JazzReview: No project is completed without a support system. As your cut "Over the Top" explains, what got you over the top?
Zakiya Hooker: What got me over the top was first off, God, secondly just loving myself, and thirdly my husband, my sons, my family, friends, and my dogs.
JazzReview: So Zakiya, you find yourself at another crossroad. What is next, now that the fourth chapter of your vocal legacy is complete?
Zakiya Hooker: Well, the next big thing for me is retirement from my 9-5. I will be out of there on April 1, 2010 and then it is all about the music and enjoying the rest of my life. We have already started to think about the next CD. This will be done totally in BA.
JazzReview: Now for the toughest questions you’ll ever face Where do you go to enjoy live blues?

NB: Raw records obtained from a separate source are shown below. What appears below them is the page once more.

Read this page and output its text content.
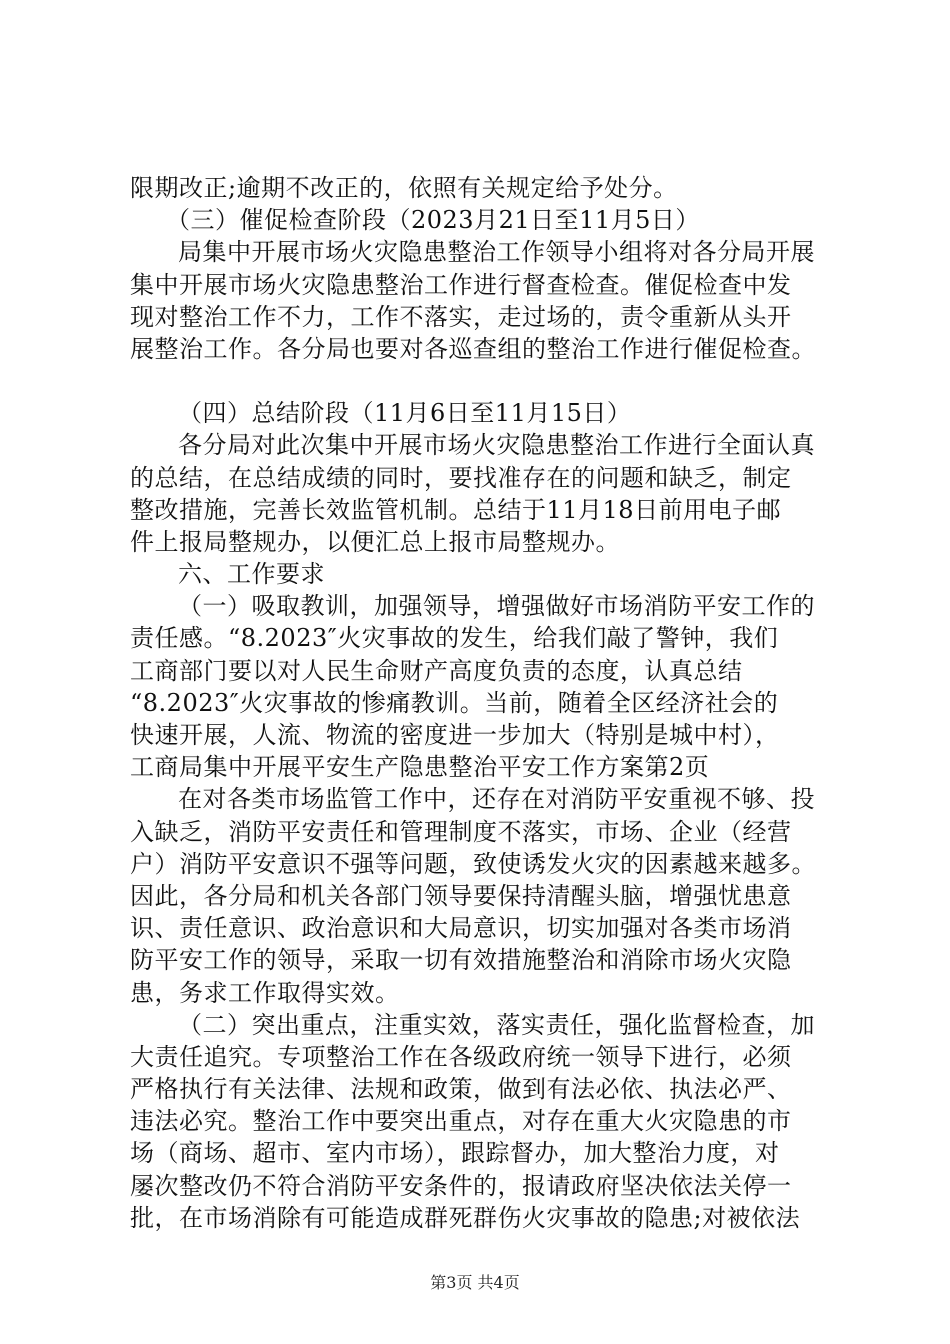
限期改正;逾期不改正的，依照有关规定给予处分。
（三）催促检查阶段（2023月21日至11月5日）
局集中开展市场火灾隐患整治工作领导小组将对各分局开展
集中开展市场火灾隐患整治工作进行督查检查。催促检查中发
现对整治工作不力，工作不落实，走过场的，责令重新从头开
展整治工作。各分局也要对各巡查组的整治工作进行催促检查。
（四）总结阶段（11月6日至11月15日）
各分局对此次集中开展市场火灾隐患整治工作进行全面认真
的总结，在总结成绩的同时，要找准存在的问题和缺乏，制定
整改措施，完善长效监管机制。总结于11月18日前用电子邮
件上报局整规办，以便汇总上报市局整规办。
六、工作要求
（一）吸取教训，加强领导，增强做好市场消防平安工作的
责任感。“8.2023″火灾事故的发生，给我们敲了警钟，我们
工商部门要以对人民生命财产高度负责的态度，认真总结
“8.2023″火灾事故的惨痛教训。当前，随着全区经济社会的
快速开展，人流、物流的密度进一步加大（特别是城中村），
工商局集中开展平安生产隐患整治平安工作方案第2页
在对各类市场监管工作中，还存在对消防平安重视不够、投
入缺乏，消防平安责任和管理制度不落实，市场、企业（经营
户）消防平安意识不强等问题，致使诱发火灾的因素越来越多。
因此，各分局和机关各部门领导要保持清醒头脑，增强忧患意
识、责任意识、政治意识和大局意识，切实加强对各类市场消
防平安工作的领导，采取一切有效措施整治和消除市场火灾隐
患，务求工作取得实效。
（二）突出重点，注重实效，落实责任，强化监督检查，加
大责任追究。专项整治工作在各级政府统一领导下进行，必须
严格执行有关法律、法规和政策，做到有法必依、执法必严、
违法必究。整治工作中要突出重点，对存在重大火灾隐患的市
场（商场、超市、室内市场），跟踪督办，加大整治力度，对
屡次整改仍不符合消防平安条件的，报请政府坚决依法关停一
批，在市场消除有可能造成群死群伤火灾事故的隐患;对被依法
第3页 共4页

Zakiya Hooker: In the Bay Area there are not many clubs left to enjoy live blues bands. We have Velma’s and Biscuits, and Blues in San Francisco
JazzReview: What stimulates you in life, music, love?
Zakiya Hooker: In life, just knowing that God is in my life and making me the kind of person that I am. In music, being blessed to have a spouse that has the same love for music, and more, that I have. Being able to share my gift with others and just being inside the music. In love, being able to transcend the physical and learn what real love is really about.,,the kind of love that stands the test of time!
JazzReview: The one thing you can’t live without?
Zakiya Hooker: My one passion outside of my work and husband is really two passions, making jewelry and wrapped up in a blanket watching horror movies.
JazzReview: My favorite dish to cook is?
Zakiya Hooker: My mother taught us very early in life to cook so I can go in the kitchen and cook up a good ole' soul food meal and more. When I married, I cooked for my husband and three children. I now try to steer clear of the kitchen.
JazzReview: Who would you call the "wild child" of blues today?
Zakiya Hooker: I have to think about that. Being a woman, I automatically thought women, but it could be a man also.